The Faithful lifts an eyebrow. "You mean the problem where you're referring to yourself in the third person?"
"Indeed so. We are...let's say not entirely comfortable with the idea of "I" any more." Birds cannot smile, but the three gods feel her smiling nonetheless. "We've been apart for so long that we've become different people, and we're only just finding out who those people are."
"And you were mortal," says the Joyful, now a smiling woman with dark curls. "What an adventure that must have been - oh, I'm sorry - what adventures!"
"And a grand adventure certainly has a way of changing a chap a bit," says the Bold, changing smoothly into a strapping young man. "If there's anything any of us can do to help you adjust to whoever you are now, well, by golly, we'll do it in two shakes of a lamb's tail!"
"Not to mention we'll accept you however you are like the bunch of unbearable goddamn saps we are," says the Faithful, with just a twitch of a smile. "Say the word, sis. We live to serve. Just this once, we might even pretend to be humble."
This is what love is, isn't it? says the Firebird to herself, and feels herself agree, fuck yeah. "Rose has a family," she says. "Family and friends, still living, who put their lives and livelihoods on the line to bring her here. They're wondering what just happened to her and whether they'll ever see her again. And the Dark One burned out a poor girl's eyes and in the process royally pissed off her - let's face it - excessively hot mother - " Here there follows a brief moment of disagreement with herself before she continues, " - not to mention scared a bunch of centaurs, left sooty footprints all over the deck of a damn nice boat and made a pirate lady carve her a bird hat without ever saying please or thank you.

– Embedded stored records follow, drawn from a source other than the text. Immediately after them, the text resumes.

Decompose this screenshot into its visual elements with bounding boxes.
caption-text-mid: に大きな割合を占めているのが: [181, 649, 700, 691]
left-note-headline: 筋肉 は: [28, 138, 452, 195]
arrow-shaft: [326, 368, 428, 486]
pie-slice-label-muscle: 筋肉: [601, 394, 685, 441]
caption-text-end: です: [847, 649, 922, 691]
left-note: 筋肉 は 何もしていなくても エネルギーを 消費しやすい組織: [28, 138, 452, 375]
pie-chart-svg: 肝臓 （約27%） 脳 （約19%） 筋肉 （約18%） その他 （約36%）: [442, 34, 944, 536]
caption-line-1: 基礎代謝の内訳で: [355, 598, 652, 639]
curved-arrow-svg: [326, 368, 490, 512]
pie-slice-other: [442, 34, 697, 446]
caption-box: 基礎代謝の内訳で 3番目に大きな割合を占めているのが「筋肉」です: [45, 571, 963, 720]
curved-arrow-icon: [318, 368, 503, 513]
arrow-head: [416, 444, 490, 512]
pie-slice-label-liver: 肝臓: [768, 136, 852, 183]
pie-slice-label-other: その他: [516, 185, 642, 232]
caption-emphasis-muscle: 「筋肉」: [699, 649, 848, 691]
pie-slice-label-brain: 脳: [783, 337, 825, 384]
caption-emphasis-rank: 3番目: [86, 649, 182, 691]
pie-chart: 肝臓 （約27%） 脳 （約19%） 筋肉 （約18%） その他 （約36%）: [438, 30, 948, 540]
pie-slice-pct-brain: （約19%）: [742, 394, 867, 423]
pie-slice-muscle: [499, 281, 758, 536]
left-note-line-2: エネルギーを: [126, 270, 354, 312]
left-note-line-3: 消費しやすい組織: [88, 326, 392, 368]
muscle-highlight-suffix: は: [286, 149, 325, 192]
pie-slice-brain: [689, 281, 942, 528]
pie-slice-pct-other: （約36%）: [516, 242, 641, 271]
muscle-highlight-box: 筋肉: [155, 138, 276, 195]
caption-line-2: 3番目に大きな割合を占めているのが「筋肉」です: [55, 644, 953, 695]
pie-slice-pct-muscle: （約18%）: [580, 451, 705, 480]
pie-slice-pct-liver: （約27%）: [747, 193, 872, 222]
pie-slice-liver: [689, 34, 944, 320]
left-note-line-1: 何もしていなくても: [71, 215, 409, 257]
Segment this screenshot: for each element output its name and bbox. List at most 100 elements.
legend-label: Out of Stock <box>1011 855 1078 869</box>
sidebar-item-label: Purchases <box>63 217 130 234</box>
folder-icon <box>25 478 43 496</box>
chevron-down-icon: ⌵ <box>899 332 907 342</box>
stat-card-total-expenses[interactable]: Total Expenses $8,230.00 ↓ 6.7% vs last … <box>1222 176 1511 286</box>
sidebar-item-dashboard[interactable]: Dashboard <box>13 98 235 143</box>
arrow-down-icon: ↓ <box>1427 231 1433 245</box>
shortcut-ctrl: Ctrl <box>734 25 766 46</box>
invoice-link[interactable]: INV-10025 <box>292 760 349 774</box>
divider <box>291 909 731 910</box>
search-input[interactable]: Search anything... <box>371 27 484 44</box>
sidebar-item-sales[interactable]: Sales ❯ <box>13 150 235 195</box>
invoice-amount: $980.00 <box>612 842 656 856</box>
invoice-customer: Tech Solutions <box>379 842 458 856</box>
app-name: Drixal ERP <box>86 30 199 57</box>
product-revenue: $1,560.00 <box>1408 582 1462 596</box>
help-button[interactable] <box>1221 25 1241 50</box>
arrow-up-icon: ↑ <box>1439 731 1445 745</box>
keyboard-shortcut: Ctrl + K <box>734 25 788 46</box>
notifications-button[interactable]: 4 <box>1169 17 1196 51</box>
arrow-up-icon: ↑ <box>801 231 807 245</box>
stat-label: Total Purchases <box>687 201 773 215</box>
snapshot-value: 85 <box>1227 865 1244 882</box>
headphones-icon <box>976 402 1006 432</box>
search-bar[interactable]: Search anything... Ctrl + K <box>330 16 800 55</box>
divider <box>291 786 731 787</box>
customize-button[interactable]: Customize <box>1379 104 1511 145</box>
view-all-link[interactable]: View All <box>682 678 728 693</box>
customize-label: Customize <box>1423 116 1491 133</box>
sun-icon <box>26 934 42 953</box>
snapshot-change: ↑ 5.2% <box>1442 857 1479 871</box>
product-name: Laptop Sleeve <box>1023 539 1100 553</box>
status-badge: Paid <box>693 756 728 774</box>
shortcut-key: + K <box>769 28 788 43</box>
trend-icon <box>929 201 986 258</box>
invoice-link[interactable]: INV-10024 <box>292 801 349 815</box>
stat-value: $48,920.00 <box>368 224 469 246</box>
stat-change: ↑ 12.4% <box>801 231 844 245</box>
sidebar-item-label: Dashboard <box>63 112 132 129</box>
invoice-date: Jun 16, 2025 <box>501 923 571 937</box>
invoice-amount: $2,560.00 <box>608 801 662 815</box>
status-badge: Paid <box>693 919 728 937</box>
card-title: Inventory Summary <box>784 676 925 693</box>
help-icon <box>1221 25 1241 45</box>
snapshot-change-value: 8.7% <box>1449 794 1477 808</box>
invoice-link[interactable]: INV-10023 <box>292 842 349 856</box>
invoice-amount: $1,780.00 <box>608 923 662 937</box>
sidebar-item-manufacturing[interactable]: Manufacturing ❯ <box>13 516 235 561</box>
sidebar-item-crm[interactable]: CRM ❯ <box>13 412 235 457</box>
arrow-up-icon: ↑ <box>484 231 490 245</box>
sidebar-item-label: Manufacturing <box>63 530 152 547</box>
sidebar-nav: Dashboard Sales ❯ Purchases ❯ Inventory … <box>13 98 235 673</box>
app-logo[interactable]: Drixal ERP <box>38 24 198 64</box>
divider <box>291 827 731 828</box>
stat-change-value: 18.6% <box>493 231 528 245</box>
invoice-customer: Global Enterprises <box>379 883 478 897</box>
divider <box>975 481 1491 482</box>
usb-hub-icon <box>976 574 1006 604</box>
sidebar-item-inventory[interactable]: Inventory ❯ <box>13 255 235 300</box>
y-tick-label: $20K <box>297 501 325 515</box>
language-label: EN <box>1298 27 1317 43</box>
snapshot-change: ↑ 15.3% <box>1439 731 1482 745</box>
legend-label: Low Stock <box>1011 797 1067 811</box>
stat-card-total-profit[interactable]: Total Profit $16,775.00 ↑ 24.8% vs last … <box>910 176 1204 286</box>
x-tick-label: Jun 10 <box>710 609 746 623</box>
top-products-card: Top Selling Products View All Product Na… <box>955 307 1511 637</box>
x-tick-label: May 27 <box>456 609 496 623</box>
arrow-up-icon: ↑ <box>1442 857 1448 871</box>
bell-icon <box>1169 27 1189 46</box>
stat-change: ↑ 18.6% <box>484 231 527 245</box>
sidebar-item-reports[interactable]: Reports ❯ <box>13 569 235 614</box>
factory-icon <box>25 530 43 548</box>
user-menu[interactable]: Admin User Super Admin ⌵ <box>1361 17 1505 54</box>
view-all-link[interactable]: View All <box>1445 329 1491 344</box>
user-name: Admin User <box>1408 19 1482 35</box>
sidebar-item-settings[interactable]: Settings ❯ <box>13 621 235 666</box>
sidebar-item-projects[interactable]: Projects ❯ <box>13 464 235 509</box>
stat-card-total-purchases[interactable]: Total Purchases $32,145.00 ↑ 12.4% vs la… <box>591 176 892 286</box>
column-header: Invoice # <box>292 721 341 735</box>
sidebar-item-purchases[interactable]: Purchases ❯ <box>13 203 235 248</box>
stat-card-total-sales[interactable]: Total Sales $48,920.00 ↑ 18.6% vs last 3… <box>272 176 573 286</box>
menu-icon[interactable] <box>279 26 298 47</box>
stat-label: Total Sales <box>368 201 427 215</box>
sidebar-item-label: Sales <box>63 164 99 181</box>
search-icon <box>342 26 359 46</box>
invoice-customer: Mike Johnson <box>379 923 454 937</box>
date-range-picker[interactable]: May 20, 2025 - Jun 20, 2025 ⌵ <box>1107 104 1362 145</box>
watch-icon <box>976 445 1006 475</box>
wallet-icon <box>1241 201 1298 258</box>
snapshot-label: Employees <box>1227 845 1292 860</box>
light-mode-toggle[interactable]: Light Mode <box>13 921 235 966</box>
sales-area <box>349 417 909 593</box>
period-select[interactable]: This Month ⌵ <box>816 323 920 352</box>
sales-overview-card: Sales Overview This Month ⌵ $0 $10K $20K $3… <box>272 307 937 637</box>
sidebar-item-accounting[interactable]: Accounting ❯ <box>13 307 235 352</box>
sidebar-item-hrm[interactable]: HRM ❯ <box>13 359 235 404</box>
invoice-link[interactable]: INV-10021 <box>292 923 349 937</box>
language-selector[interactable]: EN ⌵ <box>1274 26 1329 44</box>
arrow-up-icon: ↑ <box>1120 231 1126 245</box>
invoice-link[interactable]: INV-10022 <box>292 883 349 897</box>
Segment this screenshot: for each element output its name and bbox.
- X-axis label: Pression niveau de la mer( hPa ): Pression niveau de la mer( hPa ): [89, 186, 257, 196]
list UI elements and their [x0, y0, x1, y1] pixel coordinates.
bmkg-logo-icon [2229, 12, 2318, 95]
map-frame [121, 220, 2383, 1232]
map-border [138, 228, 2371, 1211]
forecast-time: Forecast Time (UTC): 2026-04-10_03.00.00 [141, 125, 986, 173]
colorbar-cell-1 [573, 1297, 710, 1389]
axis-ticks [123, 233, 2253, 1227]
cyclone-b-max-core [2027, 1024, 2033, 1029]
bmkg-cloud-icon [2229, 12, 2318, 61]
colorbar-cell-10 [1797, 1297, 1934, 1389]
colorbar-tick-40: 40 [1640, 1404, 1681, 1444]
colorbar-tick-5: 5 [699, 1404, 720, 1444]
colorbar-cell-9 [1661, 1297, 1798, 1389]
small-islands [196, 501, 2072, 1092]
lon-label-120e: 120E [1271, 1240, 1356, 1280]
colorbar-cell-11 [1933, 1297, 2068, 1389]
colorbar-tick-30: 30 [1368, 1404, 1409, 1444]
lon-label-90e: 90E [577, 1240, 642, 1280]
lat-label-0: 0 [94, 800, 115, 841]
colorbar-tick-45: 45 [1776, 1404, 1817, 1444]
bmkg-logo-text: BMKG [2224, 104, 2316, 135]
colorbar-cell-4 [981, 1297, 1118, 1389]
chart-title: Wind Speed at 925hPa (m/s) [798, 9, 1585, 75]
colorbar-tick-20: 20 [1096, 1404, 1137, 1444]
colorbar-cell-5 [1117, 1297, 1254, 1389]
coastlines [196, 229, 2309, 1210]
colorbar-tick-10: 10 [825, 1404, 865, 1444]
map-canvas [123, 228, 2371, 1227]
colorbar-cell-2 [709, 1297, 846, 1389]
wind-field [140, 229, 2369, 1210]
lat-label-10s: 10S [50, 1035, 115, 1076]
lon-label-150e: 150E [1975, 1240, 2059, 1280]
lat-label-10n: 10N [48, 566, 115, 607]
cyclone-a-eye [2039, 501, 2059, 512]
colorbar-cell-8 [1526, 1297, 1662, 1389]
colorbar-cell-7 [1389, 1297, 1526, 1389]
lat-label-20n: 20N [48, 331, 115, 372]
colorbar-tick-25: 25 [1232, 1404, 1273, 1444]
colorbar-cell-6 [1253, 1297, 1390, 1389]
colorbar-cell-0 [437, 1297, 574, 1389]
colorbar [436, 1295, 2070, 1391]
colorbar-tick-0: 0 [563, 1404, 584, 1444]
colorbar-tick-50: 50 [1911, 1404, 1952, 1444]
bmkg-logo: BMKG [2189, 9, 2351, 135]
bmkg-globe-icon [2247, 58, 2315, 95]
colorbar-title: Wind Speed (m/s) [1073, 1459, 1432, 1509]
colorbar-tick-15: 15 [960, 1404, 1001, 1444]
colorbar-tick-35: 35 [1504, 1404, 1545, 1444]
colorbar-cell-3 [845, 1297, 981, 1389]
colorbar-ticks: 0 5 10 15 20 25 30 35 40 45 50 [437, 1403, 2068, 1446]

“We want to do something about all that. To see them all again, all together, and we want to go home. Gods, do we want to go home.” She pauses then, to collect herself. “We both remember the woods where the world begins, because we both grew up there, and we know where that one tree is you can sit in and-- sorry. We want to go home so, so much. And we want this family to meet the new one."
The three other gods look to one another, and they all smile.
"Well, damn," says the Faithful. "That all? Gimme a sec."
And he falls from the heavens like a comet, streaking across the sky to gather up those who fought for Rose on the distant shore. Whooping in delight, the Bold dives down to run across the world, bringing together those who gave Rose shelter on her way. And the Joyful, with a laugh, swoops low into the woods where the world begins, to find a sister and a pirate and a mother, and make a fire in the hearth to bring them home.
And far above them all, in the heart of the Last Firebird, Rose turns to the Dark One, and smiles, and means it. "I am glad of your company," she says, "and thank you for everything.” Something strikes her then, and it's all she can do not to laugh. “Tell me,” she says, “do Dark Ones have names?”
The Dark One playfully punches her in the arm and reaches up to muss her hair. Rose fends her off with a laugh and a half-heartedly waved hand, and stills as she rests her forehead against Rose's own.
“My name is Roxy, smartass,” says her other half, smiling, “and I will be glad to follow you always.”